Scaled FFT implementation seems to only use one thread despite setting no. of threads to 8

Hi there,

I have been trying to implement a form of the scaled FFT for use in optical propagation. The code was also rewritten in MATLAB to act as a comparison. My Julia implementation seems much slower than what I was expecting. MATLAB for reference takes around 0.38 s compared to ~0.95 s in Julia to run for identical parameters used in the Julia script (MATLAB cpu usage is significantly higher throughout). I have used the built-in profiler to try and analyse the situation and it seems to indicate that Julia is only using 1 thread despite me setting the environment variable in vscode to use 8 threads. I have also tried running in a standalone instance of Julia where I have set the number of threads to 8 before launching (-t 8). Does anyone have any insight into the possible slowdown?

If all is working with the multithreading then does anyone have any ideas as to why my code is noticeably slower in Julia? Am I missing an obvious trick that is causing wild inefficiencies in Julia?

Thanks in advance for any help!

using FFTW
using GridCreation
using IJulia
using LazyGrids
using ProfileView
# notebook()

N = 1024;
M = 1024;
alpha = 1.0;
beta = 1.0;

dx = 0.1; # Sampling unit for function 
dy = 0.1;

Y_array, X_array = ndgrid(-N/2 : N/2 -1,-M/2 : M/2 -1);

typX = typeof(X_array);
typY = typeof(Y_array);

f = @. cis(pi * (dx*X_array + dy*Y_array));

function SFFT2(f::Array{ComplexF64}, X_array::typX, Y_array::typY, alpha::Float64, beta::Float64, M::Int64, N::Int64)
    function exp_fact(kernel::Float64, array, A::Int64,shift)
        @.(cis(kernel * (array - 2.0*A*shift)^2 /A))
    exp_factor_n = exp_fact(pi*alpha,X_array,N,0);
    exp_factor_m = exp_fact(pi*beta,Y_array,M,0);
    exp_factor_n_shift = exp_fact(pi*alpha,X_array,N,1);
    exp_factor_m_shift = exp_fact(pi*beta,Y_array,M,1);

    exp_factor = 1.0 ./ (exp_factor_n .* exp_factor_m);
    g1_bar_pad = Matrix{ComplexF64}(undef,nextpow(2,N+M-1),nextpow(2,N+M-1));
    g2_bar_pad = copy(g1_bar_pad);
    g1_bar_pad[1:N,1:M] = @.(f * cis(pi*(alpha*X_array + beta*Y_array)) * exp_factor);
    g2_bar_pad[1:N,1:M] = 1.0./exp_factor; # top left chunk
    g2_bar_pad[N+1:2*N,1:M] = exp_factor_n_shift .* exp_factor_m; # bottom left chunk
    g2_bar_pad[1:N,M+1:2*M] = exp_factor_m_shift .* exp_factor_n; # top right chunk
    g2_bar_pad[N+1:2*N,M+1:2*M] = exp_factor_n_shift .* exp_factor_m_shift; # bottom right chunk

    conv_g1g2 = ifft(fft(g1_bar_pad) .* fft(g2_bar_pad))[1:N,1:M];
    @.(cis(pi*(alpha*(X_array - 0.5*N) + beta*(Y_array - 0.5*M))) * exp_factor * conv_g1g2)

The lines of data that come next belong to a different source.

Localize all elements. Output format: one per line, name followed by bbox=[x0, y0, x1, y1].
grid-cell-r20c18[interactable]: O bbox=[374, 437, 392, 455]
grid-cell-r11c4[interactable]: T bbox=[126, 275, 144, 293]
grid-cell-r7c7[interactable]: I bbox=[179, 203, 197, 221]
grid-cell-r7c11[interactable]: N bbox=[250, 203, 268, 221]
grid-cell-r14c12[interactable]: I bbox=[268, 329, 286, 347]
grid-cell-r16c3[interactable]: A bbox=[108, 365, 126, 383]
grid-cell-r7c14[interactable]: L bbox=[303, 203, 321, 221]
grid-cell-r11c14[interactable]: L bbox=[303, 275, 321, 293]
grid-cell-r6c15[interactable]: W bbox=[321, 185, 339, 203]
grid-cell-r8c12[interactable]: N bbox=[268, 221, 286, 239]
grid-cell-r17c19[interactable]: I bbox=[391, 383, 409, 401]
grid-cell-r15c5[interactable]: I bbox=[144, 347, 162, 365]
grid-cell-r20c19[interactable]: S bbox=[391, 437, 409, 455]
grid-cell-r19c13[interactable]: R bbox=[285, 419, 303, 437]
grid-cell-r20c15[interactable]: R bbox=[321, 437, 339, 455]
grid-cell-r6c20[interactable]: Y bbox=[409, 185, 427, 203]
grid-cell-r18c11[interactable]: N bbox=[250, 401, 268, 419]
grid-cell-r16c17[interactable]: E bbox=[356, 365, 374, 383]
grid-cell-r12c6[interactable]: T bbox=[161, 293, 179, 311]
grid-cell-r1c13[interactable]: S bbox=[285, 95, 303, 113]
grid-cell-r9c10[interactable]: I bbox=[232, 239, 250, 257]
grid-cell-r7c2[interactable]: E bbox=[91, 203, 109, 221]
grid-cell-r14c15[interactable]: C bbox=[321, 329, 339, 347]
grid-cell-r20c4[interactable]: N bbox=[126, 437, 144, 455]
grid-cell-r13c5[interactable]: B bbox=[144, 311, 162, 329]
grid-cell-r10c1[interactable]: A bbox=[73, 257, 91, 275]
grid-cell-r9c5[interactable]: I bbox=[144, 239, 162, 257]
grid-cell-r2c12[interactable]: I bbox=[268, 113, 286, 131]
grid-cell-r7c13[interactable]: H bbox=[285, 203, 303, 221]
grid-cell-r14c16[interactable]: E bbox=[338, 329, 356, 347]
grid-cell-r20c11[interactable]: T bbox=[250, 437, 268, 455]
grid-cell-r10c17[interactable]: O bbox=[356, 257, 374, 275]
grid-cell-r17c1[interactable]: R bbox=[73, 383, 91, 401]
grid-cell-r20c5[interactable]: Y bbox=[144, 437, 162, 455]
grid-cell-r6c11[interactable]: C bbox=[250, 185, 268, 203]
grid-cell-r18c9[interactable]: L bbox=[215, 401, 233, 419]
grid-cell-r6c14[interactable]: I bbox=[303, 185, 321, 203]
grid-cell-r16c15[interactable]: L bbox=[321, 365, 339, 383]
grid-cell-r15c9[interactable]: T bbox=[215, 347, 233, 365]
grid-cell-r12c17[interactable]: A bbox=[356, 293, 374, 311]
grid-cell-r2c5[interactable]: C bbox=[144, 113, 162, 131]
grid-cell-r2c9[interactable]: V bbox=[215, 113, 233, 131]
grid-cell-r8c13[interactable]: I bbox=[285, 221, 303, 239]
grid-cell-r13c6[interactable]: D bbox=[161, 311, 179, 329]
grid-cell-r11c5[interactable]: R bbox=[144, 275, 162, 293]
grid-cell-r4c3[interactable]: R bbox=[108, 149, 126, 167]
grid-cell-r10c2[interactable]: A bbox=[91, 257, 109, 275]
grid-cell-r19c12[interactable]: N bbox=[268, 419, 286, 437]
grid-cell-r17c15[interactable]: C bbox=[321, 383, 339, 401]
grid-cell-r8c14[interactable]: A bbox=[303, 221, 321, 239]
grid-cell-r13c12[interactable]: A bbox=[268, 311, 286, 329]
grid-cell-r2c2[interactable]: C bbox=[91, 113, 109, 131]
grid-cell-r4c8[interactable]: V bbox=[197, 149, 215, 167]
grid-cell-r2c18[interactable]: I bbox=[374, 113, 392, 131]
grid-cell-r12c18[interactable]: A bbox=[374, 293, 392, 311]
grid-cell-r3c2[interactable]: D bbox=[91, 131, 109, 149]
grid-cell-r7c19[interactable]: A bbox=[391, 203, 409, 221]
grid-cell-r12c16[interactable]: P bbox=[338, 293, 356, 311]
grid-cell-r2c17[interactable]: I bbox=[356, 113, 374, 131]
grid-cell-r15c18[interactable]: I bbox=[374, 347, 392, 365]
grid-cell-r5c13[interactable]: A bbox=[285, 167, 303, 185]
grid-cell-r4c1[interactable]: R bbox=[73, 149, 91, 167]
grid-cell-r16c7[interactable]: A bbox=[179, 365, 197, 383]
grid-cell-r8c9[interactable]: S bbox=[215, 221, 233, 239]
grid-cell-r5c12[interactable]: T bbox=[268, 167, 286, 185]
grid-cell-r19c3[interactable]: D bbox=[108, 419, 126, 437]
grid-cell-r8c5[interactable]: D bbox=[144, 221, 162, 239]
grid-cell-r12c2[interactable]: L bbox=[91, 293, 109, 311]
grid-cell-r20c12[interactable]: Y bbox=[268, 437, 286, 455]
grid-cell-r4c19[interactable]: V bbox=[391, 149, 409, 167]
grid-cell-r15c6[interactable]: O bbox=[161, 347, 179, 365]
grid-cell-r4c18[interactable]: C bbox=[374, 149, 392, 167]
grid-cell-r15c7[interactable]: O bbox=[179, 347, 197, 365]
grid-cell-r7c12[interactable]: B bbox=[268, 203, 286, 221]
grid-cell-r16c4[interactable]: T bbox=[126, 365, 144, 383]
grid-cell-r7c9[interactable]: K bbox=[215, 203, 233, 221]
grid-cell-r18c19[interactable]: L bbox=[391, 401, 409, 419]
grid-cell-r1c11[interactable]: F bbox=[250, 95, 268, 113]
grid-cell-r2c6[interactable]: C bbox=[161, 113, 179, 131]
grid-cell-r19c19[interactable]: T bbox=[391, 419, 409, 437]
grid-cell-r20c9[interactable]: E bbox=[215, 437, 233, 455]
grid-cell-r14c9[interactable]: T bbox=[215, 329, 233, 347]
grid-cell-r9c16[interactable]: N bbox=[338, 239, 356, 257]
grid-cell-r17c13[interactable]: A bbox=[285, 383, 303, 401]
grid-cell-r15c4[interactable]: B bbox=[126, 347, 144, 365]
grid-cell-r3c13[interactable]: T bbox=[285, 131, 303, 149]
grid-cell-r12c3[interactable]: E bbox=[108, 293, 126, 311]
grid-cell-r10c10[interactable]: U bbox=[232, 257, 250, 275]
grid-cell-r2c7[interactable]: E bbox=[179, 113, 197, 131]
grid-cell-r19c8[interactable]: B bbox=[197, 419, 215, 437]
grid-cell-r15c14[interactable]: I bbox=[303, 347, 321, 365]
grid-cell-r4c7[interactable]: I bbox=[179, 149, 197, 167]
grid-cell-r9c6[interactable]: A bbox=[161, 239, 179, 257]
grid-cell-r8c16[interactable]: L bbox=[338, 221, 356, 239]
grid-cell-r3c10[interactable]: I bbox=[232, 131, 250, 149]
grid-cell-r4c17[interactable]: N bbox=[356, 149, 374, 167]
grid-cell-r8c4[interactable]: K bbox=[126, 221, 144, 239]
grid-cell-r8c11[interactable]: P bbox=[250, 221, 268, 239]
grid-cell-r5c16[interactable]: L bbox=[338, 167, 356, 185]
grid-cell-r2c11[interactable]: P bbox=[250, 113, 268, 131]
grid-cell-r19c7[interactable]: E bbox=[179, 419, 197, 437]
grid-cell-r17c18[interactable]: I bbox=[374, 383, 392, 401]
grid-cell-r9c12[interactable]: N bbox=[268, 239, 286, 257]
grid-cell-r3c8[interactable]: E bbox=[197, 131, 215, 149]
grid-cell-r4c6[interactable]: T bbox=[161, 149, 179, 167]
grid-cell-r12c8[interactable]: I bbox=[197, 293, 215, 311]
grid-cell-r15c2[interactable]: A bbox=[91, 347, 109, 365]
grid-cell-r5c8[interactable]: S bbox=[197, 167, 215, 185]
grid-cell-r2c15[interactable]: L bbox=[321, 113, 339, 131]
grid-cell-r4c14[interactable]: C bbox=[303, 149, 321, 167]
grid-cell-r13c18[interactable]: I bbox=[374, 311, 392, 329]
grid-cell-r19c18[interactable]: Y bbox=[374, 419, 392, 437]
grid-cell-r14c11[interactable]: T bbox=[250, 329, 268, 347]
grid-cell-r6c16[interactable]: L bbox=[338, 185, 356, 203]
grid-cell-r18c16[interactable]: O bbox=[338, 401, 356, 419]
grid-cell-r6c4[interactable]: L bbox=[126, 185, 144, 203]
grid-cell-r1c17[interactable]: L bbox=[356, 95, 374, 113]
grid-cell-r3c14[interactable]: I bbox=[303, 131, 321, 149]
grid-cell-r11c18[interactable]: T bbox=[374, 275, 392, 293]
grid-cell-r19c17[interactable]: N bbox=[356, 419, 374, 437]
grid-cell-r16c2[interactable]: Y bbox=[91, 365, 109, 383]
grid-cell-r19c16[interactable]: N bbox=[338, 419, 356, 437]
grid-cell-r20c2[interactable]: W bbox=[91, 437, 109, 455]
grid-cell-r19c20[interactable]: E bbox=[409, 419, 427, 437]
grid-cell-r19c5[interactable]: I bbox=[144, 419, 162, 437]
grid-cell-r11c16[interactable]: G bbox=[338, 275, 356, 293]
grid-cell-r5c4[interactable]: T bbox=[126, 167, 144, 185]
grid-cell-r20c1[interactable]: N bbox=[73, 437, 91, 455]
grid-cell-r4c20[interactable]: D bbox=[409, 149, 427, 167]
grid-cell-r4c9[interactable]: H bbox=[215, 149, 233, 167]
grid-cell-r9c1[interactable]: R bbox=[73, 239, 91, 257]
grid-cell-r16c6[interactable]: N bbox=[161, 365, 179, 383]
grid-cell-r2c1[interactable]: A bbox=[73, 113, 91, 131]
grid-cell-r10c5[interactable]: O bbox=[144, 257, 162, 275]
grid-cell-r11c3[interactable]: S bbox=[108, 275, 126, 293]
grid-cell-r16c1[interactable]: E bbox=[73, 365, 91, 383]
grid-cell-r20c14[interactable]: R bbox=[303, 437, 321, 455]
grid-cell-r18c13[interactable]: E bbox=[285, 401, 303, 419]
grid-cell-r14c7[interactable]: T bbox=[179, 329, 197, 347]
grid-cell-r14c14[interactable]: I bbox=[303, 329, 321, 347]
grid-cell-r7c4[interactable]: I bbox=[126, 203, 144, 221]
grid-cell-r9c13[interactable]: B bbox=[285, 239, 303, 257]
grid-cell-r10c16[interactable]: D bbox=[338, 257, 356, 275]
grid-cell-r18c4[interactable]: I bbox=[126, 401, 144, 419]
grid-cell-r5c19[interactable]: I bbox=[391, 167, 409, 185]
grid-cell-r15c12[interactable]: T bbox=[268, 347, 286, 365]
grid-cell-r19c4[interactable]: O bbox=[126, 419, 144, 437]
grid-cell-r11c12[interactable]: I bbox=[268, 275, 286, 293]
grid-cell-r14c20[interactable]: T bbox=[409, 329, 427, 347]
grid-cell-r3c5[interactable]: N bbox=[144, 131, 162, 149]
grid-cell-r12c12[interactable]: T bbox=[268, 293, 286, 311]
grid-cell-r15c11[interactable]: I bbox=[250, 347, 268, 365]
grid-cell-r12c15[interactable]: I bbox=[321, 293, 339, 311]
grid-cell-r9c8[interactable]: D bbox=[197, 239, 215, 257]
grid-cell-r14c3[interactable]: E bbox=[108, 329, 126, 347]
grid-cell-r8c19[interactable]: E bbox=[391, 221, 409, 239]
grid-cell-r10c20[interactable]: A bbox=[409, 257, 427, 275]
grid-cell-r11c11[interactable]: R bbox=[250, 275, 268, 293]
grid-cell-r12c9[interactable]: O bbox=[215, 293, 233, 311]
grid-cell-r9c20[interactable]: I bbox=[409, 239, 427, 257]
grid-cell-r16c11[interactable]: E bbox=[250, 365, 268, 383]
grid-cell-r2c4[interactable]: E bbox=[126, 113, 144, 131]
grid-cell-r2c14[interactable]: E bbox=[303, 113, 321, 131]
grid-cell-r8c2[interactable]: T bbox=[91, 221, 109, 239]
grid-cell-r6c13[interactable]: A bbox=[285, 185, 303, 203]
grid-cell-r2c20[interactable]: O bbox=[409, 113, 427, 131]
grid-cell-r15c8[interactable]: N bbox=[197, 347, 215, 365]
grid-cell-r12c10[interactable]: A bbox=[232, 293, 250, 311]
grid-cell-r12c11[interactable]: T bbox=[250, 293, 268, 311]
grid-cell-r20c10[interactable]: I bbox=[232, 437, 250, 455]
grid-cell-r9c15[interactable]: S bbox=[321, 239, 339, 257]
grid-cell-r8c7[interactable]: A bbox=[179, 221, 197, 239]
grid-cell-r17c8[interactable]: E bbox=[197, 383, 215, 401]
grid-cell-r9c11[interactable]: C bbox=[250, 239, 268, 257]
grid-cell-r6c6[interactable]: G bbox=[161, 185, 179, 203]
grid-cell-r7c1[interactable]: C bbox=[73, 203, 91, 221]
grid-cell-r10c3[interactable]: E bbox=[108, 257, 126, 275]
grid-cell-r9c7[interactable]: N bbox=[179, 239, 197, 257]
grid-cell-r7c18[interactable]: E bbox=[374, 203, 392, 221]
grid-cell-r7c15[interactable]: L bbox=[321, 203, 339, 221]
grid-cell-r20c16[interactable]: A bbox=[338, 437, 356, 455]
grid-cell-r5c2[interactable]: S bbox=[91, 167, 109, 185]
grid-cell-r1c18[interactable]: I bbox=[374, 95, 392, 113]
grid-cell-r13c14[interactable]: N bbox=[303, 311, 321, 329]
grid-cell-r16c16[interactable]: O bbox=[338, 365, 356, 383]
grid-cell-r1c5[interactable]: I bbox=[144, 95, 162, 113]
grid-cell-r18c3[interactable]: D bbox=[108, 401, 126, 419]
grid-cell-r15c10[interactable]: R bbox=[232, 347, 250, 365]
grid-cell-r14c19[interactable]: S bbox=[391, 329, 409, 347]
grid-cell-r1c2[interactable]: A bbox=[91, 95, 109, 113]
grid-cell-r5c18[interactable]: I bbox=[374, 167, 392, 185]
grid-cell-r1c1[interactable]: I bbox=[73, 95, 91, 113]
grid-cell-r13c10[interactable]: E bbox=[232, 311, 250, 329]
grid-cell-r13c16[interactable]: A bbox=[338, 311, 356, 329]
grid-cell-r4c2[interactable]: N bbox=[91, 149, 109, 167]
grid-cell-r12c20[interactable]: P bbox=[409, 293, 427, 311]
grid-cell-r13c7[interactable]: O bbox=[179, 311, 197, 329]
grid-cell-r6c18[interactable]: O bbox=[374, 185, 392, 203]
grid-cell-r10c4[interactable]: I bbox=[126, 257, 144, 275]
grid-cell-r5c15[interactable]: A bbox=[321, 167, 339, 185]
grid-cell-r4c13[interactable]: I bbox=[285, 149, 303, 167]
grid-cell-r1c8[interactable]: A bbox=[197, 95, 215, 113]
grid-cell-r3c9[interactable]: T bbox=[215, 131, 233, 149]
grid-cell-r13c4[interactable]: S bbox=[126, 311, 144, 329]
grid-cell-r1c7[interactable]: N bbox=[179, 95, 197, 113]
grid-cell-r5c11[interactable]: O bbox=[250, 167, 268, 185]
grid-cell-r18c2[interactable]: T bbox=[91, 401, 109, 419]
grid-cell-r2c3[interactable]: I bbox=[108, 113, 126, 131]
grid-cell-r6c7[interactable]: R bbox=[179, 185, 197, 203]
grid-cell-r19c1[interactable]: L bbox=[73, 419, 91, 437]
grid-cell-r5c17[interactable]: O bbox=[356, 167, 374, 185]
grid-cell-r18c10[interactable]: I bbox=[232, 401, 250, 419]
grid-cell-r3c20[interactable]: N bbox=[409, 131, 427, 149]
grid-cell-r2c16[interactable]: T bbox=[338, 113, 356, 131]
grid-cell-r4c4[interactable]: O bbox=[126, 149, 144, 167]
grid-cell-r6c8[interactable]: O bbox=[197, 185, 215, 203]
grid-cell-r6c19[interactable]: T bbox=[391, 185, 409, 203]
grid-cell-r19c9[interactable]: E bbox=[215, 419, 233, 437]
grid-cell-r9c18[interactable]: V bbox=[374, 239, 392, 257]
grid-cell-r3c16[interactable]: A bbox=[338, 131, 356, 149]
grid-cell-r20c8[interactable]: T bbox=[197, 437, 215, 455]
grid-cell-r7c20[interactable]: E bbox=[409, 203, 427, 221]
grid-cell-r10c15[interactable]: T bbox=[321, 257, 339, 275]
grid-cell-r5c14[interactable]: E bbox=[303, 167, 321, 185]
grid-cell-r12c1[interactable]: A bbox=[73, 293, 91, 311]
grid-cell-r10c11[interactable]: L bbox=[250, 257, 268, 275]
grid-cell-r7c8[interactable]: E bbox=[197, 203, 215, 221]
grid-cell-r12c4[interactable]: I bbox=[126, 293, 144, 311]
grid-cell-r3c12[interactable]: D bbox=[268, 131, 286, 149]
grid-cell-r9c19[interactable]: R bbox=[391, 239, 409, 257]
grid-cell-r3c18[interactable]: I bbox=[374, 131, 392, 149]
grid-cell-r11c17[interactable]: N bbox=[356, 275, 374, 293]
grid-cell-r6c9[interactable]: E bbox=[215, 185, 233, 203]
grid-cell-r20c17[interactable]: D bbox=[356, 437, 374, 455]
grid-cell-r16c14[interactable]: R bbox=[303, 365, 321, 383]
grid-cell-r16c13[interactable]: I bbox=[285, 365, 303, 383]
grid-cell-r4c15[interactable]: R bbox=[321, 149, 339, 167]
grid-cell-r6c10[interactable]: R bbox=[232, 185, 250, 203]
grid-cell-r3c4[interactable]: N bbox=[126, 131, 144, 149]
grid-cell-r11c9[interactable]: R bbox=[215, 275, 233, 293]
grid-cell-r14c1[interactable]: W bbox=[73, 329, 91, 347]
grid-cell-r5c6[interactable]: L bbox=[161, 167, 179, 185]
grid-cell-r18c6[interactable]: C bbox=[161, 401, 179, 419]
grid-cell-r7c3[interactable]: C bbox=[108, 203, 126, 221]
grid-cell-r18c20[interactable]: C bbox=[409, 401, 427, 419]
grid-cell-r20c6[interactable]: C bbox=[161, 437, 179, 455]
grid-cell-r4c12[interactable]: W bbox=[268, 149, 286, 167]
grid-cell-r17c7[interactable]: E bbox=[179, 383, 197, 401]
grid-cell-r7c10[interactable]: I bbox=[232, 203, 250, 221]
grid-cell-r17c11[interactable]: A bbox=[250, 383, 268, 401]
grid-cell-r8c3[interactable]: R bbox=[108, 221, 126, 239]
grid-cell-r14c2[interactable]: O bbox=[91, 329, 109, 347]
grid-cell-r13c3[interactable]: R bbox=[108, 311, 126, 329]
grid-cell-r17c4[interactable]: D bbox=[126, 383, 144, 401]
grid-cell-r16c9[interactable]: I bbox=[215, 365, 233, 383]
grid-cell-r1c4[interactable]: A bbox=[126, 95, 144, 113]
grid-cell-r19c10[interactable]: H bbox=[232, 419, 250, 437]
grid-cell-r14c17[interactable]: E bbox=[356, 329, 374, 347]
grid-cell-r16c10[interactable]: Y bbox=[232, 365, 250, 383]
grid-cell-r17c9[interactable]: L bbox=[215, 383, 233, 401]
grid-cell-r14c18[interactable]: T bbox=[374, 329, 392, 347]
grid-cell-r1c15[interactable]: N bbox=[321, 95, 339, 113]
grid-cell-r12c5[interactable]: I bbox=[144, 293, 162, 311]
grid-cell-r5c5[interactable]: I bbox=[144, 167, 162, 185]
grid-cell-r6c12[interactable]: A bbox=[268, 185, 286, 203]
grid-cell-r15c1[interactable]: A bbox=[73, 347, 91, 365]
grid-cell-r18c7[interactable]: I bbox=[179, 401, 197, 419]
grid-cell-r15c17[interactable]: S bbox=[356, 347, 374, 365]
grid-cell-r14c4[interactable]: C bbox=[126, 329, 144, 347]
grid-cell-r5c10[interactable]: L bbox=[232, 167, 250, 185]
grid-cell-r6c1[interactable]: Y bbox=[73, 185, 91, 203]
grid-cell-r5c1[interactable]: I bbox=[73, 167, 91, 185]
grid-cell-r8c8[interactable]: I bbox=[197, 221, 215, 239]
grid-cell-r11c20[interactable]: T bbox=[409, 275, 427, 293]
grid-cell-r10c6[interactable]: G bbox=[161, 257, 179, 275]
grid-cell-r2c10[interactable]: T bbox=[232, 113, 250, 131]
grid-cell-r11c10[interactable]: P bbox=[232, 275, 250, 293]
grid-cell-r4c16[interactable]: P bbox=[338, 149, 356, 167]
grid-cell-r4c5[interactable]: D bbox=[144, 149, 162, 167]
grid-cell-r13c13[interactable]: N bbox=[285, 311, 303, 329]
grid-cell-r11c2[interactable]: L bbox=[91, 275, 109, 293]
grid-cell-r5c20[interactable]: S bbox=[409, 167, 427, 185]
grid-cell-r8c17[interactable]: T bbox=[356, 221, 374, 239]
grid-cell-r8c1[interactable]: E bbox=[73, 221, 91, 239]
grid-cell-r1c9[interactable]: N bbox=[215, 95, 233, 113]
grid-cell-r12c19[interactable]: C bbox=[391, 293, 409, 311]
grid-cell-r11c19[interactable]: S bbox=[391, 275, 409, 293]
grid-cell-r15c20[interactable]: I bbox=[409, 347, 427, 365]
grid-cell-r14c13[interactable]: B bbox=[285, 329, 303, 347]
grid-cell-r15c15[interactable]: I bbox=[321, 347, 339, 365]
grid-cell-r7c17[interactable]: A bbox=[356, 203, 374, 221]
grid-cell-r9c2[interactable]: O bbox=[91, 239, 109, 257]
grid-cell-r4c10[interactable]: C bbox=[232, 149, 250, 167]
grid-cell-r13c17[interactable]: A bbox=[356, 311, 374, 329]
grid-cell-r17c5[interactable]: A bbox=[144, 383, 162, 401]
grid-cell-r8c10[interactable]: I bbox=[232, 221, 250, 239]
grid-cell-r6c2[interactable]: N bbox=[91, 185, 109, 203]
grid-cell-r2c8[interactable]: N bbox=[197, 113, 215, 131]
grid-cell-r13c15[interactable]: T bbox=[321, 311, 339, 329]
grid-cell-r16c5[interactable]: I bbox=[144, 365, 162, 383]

@profview SFFT(f, X_array, Y_array, alpha, beta, M, N)

If you care about efficiency, you should use plan_fft to precompute a plan and re-use it, rather than calling fft repeatedly. (And ideally pass flags=FFTW.MEASURE or flags=FFTW.PATIENT.) This is the key to using FFTW effectively, as described in the FFTW FAQ.

(Matlab precomputes plans for a set of common sizes IIRC.)

There is also no need to use nextpow(2, …). FFTW is fast as long the sizes are composites of small factors 2,3,5,7. In particular, you can use nextprod([2,3,5], n) or nextprod([2,3,5,7], n) as discussed in another thread: How to set the length of fft … but it is better to set your length to be such a number to begin with rather than padding (which changes the transform, not to mention incurring copies).

1 Like

Great thank you for the suggestions I’ll implement them. I’ll also post the profiler breakdown.